When speaking on the Unplayable Podcast, Healy stated: "It does not sit great, we do not want to loose any cricket" referring to herself and fellow players. She went on to say "It would be a real shame. Especially, the WBBL is such a great tournament for us.
"You know it is the bulk amount of cricket that we get to play. We do not get to play a lot of 50-over cricket for our domestic competitions and that is something that us as a playing group have been pushing for the in the last few year to make sure that that WNCL competition is looked after.
"We do not want to loose any cricket. I do not feel that our domestic players play enough cricket as it is. So we will have to wait and see what decisions are made." She added "I know from a playing point of view, nobody wants to loose any cricket. We want to play as much as we possibly can.
"Knowing that there is a (Women's) World Cup, a 50-over (Women's) World Cup on the horizon in February (2021) we want to make sure that we are playing as much cricket as we can to gain some momentum leading into that. If that is domestically we want as much as we can."
Her young Australian teammate and fellow World Cup Winner Sophie Molineaux outlined the impact of cutting games to The West Australian. "You cut games and people aren't going to get that game experience. To improve and develop as sports people, you want to be out there in the thick of it.
"Being involved in the WBBL over the past five or six years, to see how far that's come over the time - we'd be pretty silly to take a step back from that and stop the momentum. But I have every confidence in the people that are making those decisions that they'll keep women's cricket and its best interests at heart."
While other women's leagues have shortened their seasons, the AFLW and Super W, those league's curtailment coincided with the rise of the COVID-19 pandemic. The WBBL|06 is not expected to be facing the same pandemic related issues later this year.
Already two other women's leagues, which also play later this year like the WBBL, have announced that they will host their 2020 competitions in full, even if it means playing without fans for part of the season.
The Suncorp Super Netball will be proceeding with a full 60 game season schedule. Its start date, August 1, 2020, is currently months earlier than the earliest projected WBBL start date. The Women's National Basketball League also announced that they will host their full 21 round tournament, with its opening weekend slated for November 20-21, 2020.
Both organizations outlined the importance of the domestic game to the continued progress of their respective sport. Both are also sports who do not have the financial backing or comparative popularity of cricket.

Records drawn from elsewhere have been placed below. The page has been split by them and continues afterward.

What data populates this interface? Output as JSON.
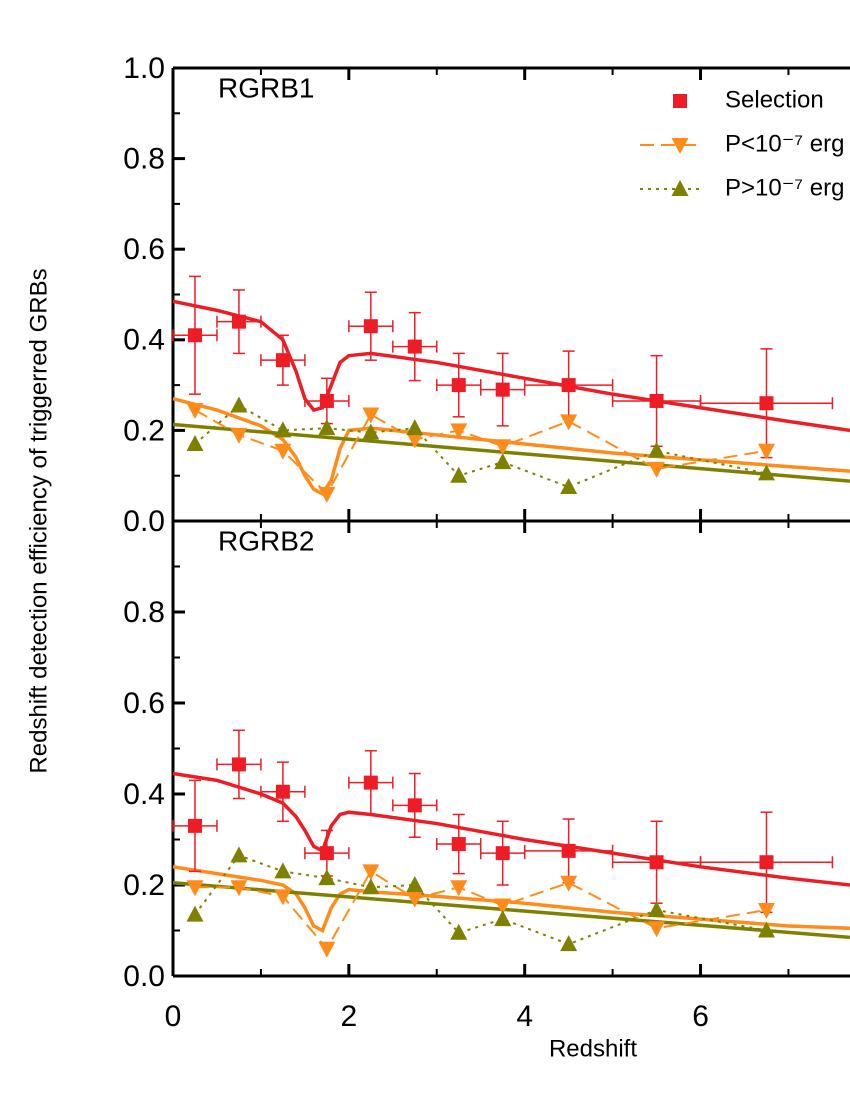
{
  "chart_data": [
    {
      "type": "scatter",
      "panel_label": "RGRB1",
      "ylabel": "Redshift detection efficiency of triggerred GRBs",
      "xlim": [
        0,
        7.7
      ],
      "xticks": [
        0,
        2,
        4,
        6
      ],
      "ylim": [
        0,
        1
      ],
      "yticks": [
        {
          "value": 0,
          "label": "0.0"
        },
        0.2,
        0.4,
        0.6,
        0.8,
        {
          "value": 1,
          "label": "1.0"
        }
      ],
      "legend": "upper right",
      "x": [
        0.25,
        0.75,
        1.25,
        1.75,
        2.25,
        2.75,
        3.25,
        3.75,
        4.5,
        5.5,
        6.75
      ],
      "series": [
        {
          "name": "Selection",
          "color": "#ee1c25",
          "marker": "square",
          "line_style": "none",
          "values": [
            0.41,
            0.44,
            0.355,
            0.265,
            0.43,
            0.385,
            0.3,
            0.29,
            0.3,
            0.265,
            0.26
          ],
          "yerr": [
            0.13,
            0.07,
            0.055,
            0.05,
            0.075,
            0.075,
            0.07,
            0.08,
            0.075,
            0.1,
            0.12
          ],
          "xerr": [
            0.25,
            0.25,
            0.25,
            0.25,
            0.25,
            0.25,
            0.25,
            0.25,
            0.5,
            0.5,
            0.75
          ]
        },
        {
          "name": "P<10⁻⁷ erg",
          "color": "#ff8c1a",
          "marker": "triangle-down",
          "line_style": "dashed",
          "values": [
            0.245,
            0.19,
            0.155,
            0.06,
            0.235,
            0.18,
            0.2,
            0.165,
            0.22,
            0.115,
            0.155
          ]
        },
        {
          "name": "P>10⁻⁷ erg",
          "color": "#808000",
          "marker": "triangle-up",
          "line_style": "dotted",
          "values": [
            0.17,
            0.255,
            0.2,
            0.205,
            0.195,
            0.205,
            0.1,
            0.13,
            0.075,
            0.155,
            0.105
          ]
        }
      ],
      "fits": [
        {
          "color": "#ee1c25",
          "x": [
            0,
            0.5,
            1,
            1.25,
            1.4,
            1.5,
            1.6,
            1.7,
            1.8,
            1.9,
            2,
            2.25,
            3,
            4,
            5,
            6,
            7,
            7.7
          ],
          "values": [
            0.485,
            0.465,
            0.44,
            0.4,
            0.33,
            0.27,
            0.245,
            0.25,
            0.3,
            0.35,
            0.365,
            0.37,
            0.35,
            0.315,
            0.28,
            0.25,
            0.22,
            0.2
          ]
        },
        {
          "color": "#ff8c1a",
          "x": [
            0,
            0.5,
            1,
            1.25,
            1.4,
            1.5,
            1.6,
            1.7,
            1.8,
            1.9,
            2,
            2.25,
            3,
            4,
            5,
            6,
            7,
            7.7
          ],
          "values": [
            0.27,
            0.245,
            0.21,
            0.18,
            0.14,
            0.1,
            0.07,
            0.06,
            0.09,
            0.16,
            0.2,
            0.205,
            0.19,
            0.17,
            0.15,
            0.135,
            0.12,
            0.11
          ]
        },
        {
          "color": "#808000",
          "x": [
            0,
            7.7
          ],
          "values": [
            0.213,
            0.088
          ]
        }
      ]
    },
    {
      "type": "scatter",
      "panel_label": "RGRB2",
      "xlabel": "Redshift",
      "xlim": [
        0,
        7.7
      ],
      "xticks": [
        0,
        2,
        4,
        6
      ],
      "ylim": [
        0,
        1
      ],
      "yticks": [
        {
          "value": 0,
          "label": "0.0"
        },
        0.2,
        0.4,
        0.6,
        0.8
      ],
      "x": [
        0.25,
        0.75,
        1.25,
        1.75,
        2.25,
        2.75,
        3.25,
        3.75,
        4.5,
        5.5,
        6.75
      ],
      "series": [
        {
          "color": "#ee1c25",
          "marker": "square",
          "line_style": "none",
          "values": [
            0.33,
            0.465,
            0.405,
            0.27,
            0.425,
            0.375,
            0.29,
            0.27,
            0.275,
            0.25,
            0.25
          ],
          "yerr": [
            0.1,
            0.075,
            0.065,
            0.05,
            0.07,
            0.07,
            0.065,
            0.07,
            0.07,
            0.09,
            0.11
          ],
          "xerr": [
            0.25,
            0.25,
            0.25,
            0.25,
            0.25,
            0.25,
            0.25,
            0.25,
            0.5,
            0.5,
            0.75
          ]
        },
        {
          "color": "#ff8c1a",
          "marker": "triangle-down",
          "line_style": "dashed",
          "values": [
            0.195,
            0.195,
            0.175,
            0.06,
            0.23,
            0.17,
            0.195,
            0.155,
            0.205,
            0.105,
            0.145
          ]
        },
        {
          "color": "#808000",
          "marker": "triangle-up",
          "line_style": "dotted",
          "values": [
            0.135,
            0.265,
            0.23,
            0.215,
            0.195,
            0.2,
            0.095,
            0.125,
            0.07,
            0.145,
            0.1
          ]
        }
      ],
      "fits": [
        {
          "color": "#ee1c25",
          "x": [
            0,
            0.5,
            1,
            1.25,
            1.4,
            1.5,
            1.6,
            1.7,
            1.8,
            1.9,
            2,
            2.25,
            3,
            4,
            5,
            6,
            7,
            7.7
          ],
          "values": [
            0.445,
            0.43,
            0.4,
            0.38,
            0.35,
            0.32,
            0.285,
            0.275,
            0.33,
            0.355,
            0.36,
            0.355,
            0.335,
            0.3,
            0.27,
            0.24,
            0.215,
            0.2
          ]
        },
        {
          "color": "#ff8c1a",
          "x": [
            0,
            0.5,
            1,
            1.25,
            1.4,
            1.5,
            1.6,
            1.7,
            1.8,
            1.9,
            2,
            2.25,
            3,
            4,
            5,
            6,
            7,
            7.7
          ],
          "values": [
            0.24,
            0.225,
            0.21,
            0.2,
            0.18,
            0.15,
            0.11,
            0.1,
            0.15,
            0.18,
            0.19,
            0.185,
            0.175,
            0.16,
            0.14,
            0.125,
            0.11,
            0.105
          ]
        },
        {
          "color": "#808000",
          "x": [
            0,
            7.7
          ],
          "values": [
            0.205,
            0.085
          ]
        }
      ]
    }
  ]
}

Therefore, other sports have already shown that a regular season is possible. Cricket Australia should take notice of these leagues when considering the fate of WBBL|06. They should also take note of the significant negatives a shortened season could produce.
Shortening the WBBL could squander some of the momentum women's cricket has created over the last few years. This momentum culminated with the national team winning the most recent Women's Twenty20 World Cup in front of 86,174 people at the MCG in February.
The shortened season and lower accessibility could also stifle the television audience, one that had an average audience of 191,000 viewers last year even though a number of matches appeared on Seven's secondary and not primary channel.
Moreover, shortening would reduce the current chances of players to gain experience and progress. It may even prohibit several elite rising young female cricketers from being able to gain entry into the top of the sport.
Lastly, shortening the WBBL would send a dangerous message about the importance of women's cricket. This at a time where many other, less affluent, authorities have been able to prioritize and schedule full tournaments.
Meg Lanning, Alyssa Healy and Sophie Molineux are right. Do not shorten the WBBL.